God. Laurie and food. My two favourite things.
“And what about you, Toby?” comes Sherry’s voice into my private gastric-lust haze.
“Huh?” Oh God, they better not be asking me about art, because I don’t give a fuck.
“Are you an artist too?”
“Uh, no.” I deploy my best duh voice. “It’s not genetic.”
He smiles so nicely I feel a bit of a dick for snapping. “I just thought you might’ve had an interest.”
“No, I work in a caff.”
“How terribly bohemian of you,” drawls Jasper.
God. You just can’t fucking win sometimes. “Yeah. Apparently the Kray twins used to throw people through the front windows way back when.”
“Let me guess, by day you study the human condition, and by night you write your novel?”
“At night I see my granddad and wait for the weekend to roll round so I can be with Laurie.” And now everyone looks disappointed. Well, everyone except Laurie.
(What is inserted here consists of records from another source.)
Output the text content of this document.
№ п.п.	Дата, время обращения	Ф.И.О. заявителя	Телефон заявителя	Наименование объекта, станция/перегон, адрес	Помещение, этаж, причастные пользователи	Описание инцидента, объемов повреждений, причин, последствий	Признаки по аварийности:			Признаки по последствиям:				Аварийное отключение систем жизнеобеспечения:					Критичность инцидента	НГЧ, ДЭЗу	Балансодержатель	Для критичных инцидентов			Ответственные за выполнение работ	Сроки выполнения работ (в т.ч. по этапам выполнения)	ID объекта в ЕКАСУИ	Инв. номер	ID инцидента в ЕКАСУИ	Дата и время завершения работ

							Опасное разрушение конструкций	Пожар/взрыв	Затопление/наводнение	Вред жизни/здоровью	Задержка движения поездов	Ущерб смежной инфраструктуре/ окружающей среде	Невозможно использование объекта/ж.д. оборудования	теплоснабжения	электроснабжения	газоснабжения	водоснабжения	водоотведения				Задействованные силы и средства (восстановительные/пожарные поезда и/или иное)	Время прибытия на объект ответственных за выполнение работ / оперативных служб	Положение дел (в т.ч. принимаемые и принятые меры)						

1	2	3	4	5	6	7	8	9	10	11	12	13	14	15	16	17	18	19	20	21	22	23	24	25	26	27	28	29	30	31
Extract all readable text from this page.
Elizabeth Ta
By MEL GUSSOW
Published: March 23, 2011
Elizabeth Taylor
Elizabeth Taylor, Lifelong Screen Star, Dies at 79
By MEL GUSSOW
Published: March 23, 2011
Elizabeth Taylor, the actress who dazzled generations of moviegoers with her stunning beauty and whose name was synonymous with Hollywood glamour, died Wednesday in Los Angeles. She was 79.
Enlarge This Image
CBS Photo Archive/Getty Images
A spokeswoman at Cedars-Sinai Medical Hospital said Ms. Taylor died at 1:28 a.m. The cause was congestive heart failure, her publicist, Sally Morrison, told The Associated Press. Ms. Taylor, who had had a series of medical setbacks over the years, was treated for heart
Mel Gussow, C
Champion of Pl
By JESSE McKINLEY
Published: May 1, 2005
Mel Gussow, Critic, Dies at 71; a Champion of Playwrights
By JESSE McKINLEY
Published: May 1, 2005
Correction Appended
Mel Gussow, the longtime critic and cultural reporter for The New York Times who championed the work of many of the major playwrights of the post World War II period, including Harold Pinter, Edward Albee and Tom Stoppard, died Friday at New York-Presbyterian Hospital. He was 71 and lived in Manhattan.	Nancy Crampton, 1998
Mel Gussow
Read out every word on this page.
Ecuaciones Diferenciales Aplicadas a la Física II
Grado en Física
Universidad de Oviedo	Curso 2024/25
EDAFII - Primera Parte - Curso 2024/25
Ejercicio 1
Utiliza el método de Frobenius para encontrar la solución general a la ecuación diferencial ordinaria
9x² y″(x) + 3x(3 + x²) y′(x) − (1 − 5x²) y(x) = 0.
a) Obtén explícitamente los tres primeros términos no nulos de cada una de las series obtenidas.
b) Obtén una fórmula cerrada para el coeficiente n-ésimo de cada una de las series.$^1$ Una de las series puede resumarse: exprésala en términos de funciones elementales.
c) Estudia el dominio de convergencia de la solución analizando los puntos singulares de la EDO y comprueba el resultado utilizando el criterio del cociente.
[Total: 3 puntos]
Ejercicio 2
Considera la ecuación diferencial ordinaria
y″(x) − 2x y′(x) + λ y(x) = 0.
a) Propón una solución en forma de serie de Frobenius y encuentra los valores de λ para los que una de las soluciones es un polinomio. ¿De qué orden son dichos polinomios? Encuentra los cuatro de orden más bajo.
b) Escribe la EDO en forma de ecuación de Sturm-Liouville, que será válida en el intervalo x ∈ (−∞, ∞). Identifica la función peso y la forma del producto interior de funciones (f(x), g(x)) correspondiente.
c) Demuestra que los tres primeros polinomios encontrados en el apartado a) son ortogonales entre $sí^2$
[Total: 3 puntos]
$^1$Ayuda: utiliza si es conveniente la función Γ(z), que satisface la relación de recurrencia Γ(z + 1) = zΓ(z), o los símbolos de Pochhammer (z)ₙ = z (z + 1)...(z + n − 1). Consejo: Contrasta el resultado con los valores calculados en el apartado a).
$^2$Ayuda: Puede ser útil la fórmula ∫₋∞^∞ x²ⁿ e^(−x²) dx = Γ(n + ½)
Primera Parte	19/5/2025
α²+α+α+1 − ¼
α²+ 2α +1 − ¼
I sigh. “I used to want to be a poet, okay?”
“What changed your mind?”
I’m kind of losing track of who’s looking and who’s talking.
I shrug. “I like poetry too much.”
Jasper pushes away most of his crumble tart—a serious waste, if you ask me—and pulls his wineglass closer. He rests an elbow on the table, which you’re not supposed to do, and cups his chin in his hand as he looks at me with his pretty eyes and this faint, unreadable smile. “I’ve decided I adore you, Tobermory. Which poets do you favour?”10
He makes it easy to forget there’s a whole world beyond him. “All sorts, really.”
“Don’t play hard to get. It doesn’t suit you.”
“Oh, all right. I like…the metaphysical poets, especially Donne and Marvell. And the Earl of Rochester. And François Villon. And Byron. And Gerard Manley Hopkins.”